How to Combat Senioritis As An Adult

It’s not just teenagers who can feel senioritis adults can too. We’ve all experienced it at some point; laziness, disinterest, having no motivation, not caring about the outcomes of our life. But just because these symptoms of checking out are universally experienced doesn’t make them okay to ignore. Today, we’re investigating adult senioritis, how checking out can affect your wellbeing and tools you can use to combat it:

What Senioritis Looks Like As An Adult

You might know senioritis as the affliction many seniors in high school experience as they enter their final year when their motivation declines and their drive to succeed diminishes. Though this phenomenon isn’t just found in young adults, anyone can experience senioritis. 

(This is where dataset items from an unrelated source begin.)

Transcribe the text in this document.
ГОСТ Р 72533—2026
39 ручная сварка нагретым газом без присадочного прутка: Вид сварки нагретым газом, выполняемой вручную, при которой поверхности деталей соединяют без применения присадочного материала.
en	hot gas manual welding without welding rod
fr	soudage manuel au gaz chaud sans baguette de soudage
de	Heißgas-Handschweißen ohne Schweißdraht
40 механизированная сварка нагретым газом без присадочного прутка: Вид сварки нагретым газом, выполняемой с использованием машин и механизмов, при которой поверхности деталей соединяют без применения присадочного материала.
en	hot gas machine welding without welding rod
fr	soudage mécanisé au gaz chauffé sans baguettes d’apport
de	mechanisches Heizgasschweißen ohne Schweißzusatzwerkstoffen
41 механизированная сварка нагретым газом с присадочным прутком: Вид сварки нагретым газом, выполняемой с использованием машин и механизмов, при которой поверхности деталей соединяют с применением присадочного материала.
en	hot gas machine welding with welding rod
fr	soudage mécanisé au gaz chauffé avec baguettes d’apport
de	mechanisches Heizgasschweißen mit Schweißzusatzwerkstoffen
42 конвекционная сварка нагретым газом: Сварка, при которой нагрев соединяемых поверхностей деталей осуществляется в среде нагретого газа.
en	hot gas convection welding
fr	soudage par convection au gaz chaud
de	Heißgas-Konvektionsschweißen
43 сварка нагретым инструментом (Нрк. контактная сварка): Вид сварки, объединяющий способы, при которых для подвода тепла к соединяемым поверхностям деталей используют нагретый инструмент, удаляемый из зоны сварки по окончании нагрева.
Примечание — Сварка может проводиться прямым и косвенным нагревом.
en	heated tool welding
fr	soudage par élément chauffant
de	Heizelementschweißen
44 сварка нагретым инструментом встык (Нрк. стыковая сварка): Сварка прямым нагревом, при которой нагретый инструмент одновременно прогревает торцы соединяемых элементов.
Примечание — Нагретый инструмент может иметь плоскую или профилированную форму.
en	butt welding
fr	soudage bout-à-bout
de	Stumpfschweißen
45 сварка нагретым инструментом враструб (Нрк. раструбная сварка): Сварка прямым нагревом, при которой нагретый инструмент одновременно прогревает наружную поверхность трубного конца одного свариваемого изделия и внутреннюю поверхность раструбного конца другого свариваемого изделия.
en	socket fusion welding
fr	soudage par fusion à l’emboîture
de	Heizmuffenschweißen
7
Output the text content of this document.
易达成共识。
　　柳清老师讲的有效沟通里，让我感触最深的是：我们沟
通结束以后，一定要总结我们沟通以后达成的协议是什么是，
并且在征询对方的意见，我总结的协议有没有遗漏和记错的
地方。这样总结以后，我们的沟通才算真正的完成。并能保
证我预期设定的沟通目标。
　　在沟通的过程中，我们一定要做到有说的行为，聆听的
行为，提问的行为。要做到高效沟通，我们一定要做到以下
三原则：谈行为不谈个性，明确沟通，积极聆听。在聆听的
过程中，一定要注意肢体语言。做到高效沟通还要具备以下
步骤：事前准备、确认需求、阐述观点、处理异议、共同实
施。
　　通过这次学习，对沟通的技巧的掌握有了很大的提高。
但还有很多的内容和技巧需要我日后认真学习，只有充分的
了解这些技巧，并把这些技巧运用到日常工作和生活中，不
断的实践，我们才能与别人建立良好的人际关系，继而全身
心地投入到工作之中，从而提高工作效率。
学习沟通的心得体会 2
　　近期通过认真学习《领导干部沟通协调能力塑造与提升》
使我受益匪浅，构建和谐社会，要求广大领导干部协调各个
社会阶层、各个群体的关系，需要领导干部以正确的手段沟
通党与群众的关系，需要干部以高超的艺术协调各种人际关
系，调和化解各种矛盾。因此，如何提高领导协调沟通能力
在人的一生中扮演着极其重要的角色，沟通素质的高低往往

Typically, senioritis begins when there is a sign of a major transformation occurring in life, like graduating high school or even starting a new job. It begins with a fear of the future and feeling like you may not have control over a situation. As we age, many of the small tasks we enjoy earlier in life become tiresome and lose value to us, which can lead to checking out. 

However, it’s important to remember that checking out looks different to every person. The key is to recognize the signs and signals once you see them and begin taking action to snap out of the senioritis. 

How You Can Combat It

After acknowledging that you may be checking out, don’t start by setting unattainable goals for yourself – start small. Give yourself a to-do list of a handful of goals to reach every day, whether that’s going to the grocery store to run errands or making sure you respond to all of your emails. 

Once you’ve given yourself a list of small goals to aim for, the next step is to pair an incentive to it! Use motivations that connect back to why you might be checking out in the first place; if you’re starting a job, go shopping for new work clothes. Whatever your incentive is, use that to help drive you to complete your goals. 

As you tackle senioritis and become an active participant in your life again, remember to take it one step at a time. It might not always feel like you’ll be able to step out of it, but you will.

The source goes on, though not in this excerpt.